2023 Artists Network
G.K. Chesterton wrote, “The function of imagination is not to make strange things settled, so much as to make settled things strange; not so much to make wonders facts as to make facts wonders.”
Artists of all types are tasked with inviting their viewers and hearers to see and listen. To make facts into wonders. Art is uniquely suited to enrich our prayer lives, catalyze renewed engagement with the Bible, foster empathy, enhance our spiritual perception, challenge our beliefs in healthy ways, and bring us into more intimate contact both with our Lord and the world. It invites us to slow down and gaze deeply. Art communicates, questions, and holds accountable. It stirs and reveals.

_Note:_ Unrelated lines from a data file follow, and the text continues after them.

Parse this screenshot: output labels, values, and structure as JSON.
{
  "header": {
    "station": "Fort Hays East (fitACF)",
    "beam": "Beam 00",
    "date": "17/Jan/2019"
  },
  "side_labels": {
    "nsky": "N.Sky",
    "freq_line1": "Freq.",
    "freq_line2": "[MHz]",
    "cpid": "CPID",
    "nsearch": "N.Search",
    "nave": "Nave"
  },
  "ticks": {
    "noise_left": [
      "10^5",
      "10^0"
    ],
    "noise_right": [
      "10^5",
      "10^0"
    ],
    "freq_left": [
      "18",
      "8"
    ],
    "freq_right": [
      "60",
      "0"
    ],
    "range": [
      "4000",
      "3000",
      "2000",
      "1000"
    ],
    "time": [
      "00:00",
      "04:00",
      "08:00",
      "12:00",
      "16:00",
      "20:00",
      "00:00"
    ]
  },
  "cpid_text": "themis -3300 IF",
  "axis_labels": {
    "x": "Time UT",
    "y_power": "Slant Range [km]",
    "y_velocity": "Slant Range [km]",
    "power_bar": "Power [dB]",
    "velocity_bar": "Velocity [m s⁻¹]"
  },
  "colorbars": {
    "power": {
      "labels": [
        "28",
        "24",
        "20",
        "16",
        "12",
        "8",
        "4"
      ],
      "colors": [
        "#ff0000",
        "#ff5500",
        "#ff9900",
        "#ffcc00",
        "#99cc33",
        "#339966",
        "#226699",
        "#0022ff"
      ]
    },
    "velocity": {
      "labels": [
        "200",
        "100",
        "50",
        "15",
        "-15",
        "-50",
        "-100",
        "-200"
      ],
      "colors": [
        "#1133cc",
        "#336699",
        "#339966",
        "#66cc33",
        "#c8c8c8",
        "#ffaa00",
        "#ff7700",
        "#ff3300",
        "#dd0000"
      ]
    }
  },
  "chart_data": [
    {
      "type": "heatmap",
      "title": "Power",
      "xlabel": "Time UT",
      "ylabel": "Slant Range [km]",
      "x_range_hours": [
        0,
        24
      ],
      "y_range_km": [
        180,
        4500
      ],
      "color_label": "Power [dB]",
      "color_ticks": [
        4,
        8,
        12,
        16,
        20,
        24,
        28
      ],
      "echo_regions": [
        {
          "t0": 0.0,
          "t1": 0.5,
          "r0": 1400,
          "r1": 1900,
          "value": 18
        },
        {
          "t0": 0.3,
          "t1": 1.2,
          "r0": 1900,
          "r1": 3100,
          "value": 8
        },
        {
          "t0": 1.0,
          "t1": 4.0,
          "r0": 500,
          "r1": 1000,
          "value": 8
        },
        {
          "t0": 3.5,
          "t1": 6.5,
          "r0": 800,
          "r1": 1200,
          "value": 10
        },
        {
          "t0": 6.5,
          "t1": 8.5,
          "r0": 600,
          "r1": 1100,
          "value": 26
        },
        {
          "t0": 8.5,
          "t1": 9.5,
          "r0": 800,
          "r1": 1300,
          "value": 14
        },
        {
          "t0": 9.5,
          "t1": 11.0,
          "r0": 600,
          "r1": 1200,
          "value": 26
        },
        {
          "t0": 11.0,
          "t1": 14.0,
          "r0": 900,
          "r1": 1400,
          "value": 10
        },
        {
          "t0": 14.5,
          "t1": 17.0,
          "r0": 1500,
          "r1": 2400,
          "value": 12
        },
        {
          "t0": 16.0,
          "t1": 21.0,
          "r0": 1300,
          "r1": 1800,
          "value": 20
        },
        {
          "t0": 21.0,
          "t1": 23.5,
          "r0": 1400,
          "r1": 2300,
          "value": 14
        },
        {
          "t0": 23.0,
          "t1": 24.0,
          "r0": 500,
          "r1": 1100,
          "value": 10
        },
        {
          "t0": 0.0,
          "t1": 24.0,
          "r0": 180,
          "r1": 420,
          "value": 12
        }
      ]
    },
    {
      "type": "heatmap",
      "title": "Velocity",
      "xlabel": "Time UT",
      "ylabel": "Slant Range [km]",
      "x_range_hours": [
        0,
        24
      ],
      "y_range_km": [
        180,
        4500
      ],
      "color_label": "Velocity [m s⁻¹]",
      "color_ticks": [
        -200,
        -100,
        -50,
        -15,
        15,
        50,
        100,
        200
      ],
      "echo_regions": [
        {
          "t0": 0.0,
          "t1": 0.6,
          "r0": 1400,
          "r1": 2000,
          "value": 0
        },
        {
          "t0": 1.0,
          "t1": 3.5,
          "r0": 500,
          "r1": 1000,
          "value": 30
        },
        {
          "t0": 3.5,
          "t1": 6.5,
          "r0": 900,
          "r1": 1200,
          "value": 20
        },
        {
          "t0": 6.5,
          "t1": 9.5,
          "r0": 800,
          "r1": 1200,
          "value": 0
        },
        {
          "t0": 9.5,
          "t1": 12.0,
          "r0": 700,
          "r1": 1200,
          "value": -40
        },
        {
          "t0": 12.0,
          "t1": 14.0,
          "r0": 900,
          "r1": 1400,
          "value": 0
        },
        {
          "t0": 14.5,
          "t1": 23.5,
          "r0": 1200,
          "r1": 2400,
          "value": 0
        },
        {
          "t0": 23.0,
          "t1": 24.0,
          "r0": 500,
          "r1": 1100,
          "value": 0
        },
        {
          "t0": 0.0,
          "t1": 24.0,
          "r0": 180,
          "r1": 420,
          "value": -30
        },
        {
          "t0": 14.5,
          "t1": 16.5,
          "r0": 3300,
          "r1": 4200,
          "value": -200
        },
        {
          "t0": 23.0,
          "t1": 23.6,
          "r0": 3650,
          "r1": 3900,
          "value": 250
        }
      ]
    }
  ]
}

The arts in all their forms are good gifts from God, intended to be cultivated and employed, communicating God’s message for humanity. As artists, we need to mindfully consider how to practice the habit of seeing and listening on our own in order to create. At the 2023 gathering of the Artists Network, we will approach this way of contemplative seeing through the lenses of music, painting and visual arts, film, literature, and more.
Applicants should be artists who are engaging with society or the church. The Network provides a haven where Christian artists gather in community for relationship, spiritual nourishment, deep thinking, professional growth, and strategic possibilities.
2022 Network Programme
Detailed information about this Network's 2023 sessions is not yet available but will be posted in the future. Please review the information from last year for a look at the high quality of instructors, teaching, and content available in this network:
Tim Keller said, “The church needs artists because without art we cannot reach the world.” Why? Because artists speak a powerful language that unlocks the soul, the language of art. From the moment of Creation, continuing throughout the New Testament and into the early church, artists have served the Lord with their gifts. Art is the language of imagination, values, creativity, experience, and emotions. Artists are especially created with the capacity and calling to speak to hearts.
In his book Surprised by Hope, theologian N. T. Wright states that “art at its best draws attention not only to the way things are, but also to the way things will be, when the earth is filled with the knowledge of God as the waters cover the sea.” If Wright’s argument is correct, then faithful artists must continually look intently and intimately at the risen Christ, through whom all things have been created and are held together, for the purpose of reconciling them to God, through the blood of his cross (Col. 1:15-20). In this session, we are invited to explore and make room in our minds and hearts for the theological reality that the new creation is central to our living and art-making.
Why do some movies connect with us so deeply, speak to us so powerfully? It could be that movies offer some arrestingly honest reflections on the nature of humanity, the unanswered questions and important discussions of today. But is there more to it than this? This seminar will explore these questions and show you through viewing some fantastic film clips why engaging with movies is one of the most fruitful ways to go about engaging with those who need Jesus Christ. As well as giving you practical advice, full movie/film clip recommendations, and tips for those conversations and discussions.
In chapters 25–31 and 35–40 of the book of Exodus, the Lord God instructed Moses to build a special tent where He would meet with His people: the Tabernacle. The Tabernacle was a travelling exhibition of the most significant art in history with each piece representing eternal truths. God’s instructions began with highly skilled artists who were filled with the Holy Spirit and created the objects of art according to the Lord’s detailed instructions. In this session, we will consider how God used art in the tabernacle as an object lesson to help His people understand these deep truths, and we will examine the significance of these chapters for artists today.
Because the New Testament doesn’t mention the connection of worship and the arts, artists in the modern church tend to turn to other sources for ideas on worship - friends, books, personal experiences, and culture. Yet, God has given us a “North Star” to know him and to know how to worship him in the Psalms. This seminar will unpack a biblically-based definition and vision of worship, demonstrating how worship can take a wide variety of forms.
Why does apologetics so often feel like an intellectual exercise? How can we engage the non-believer with all of God’s creation and all of God’s truth? This talk explores why living in a post-truth culture makes the arts critically important, and how this can be worked out practically.
Scripture speaks of 200 leaders during the reign of King David who understood the times and knew what Israel should do (1 Chronicles 12:32). Today we have the same need for well-informed leaders – including artists – who also understand the times and know what to do. New ideas circulating and influencing our lives find new forms of artistic expression. This session will address some of the new emerging media arts and the ideas that inspire them, proposing a discussion on how we should relate to them in a post-Christian society.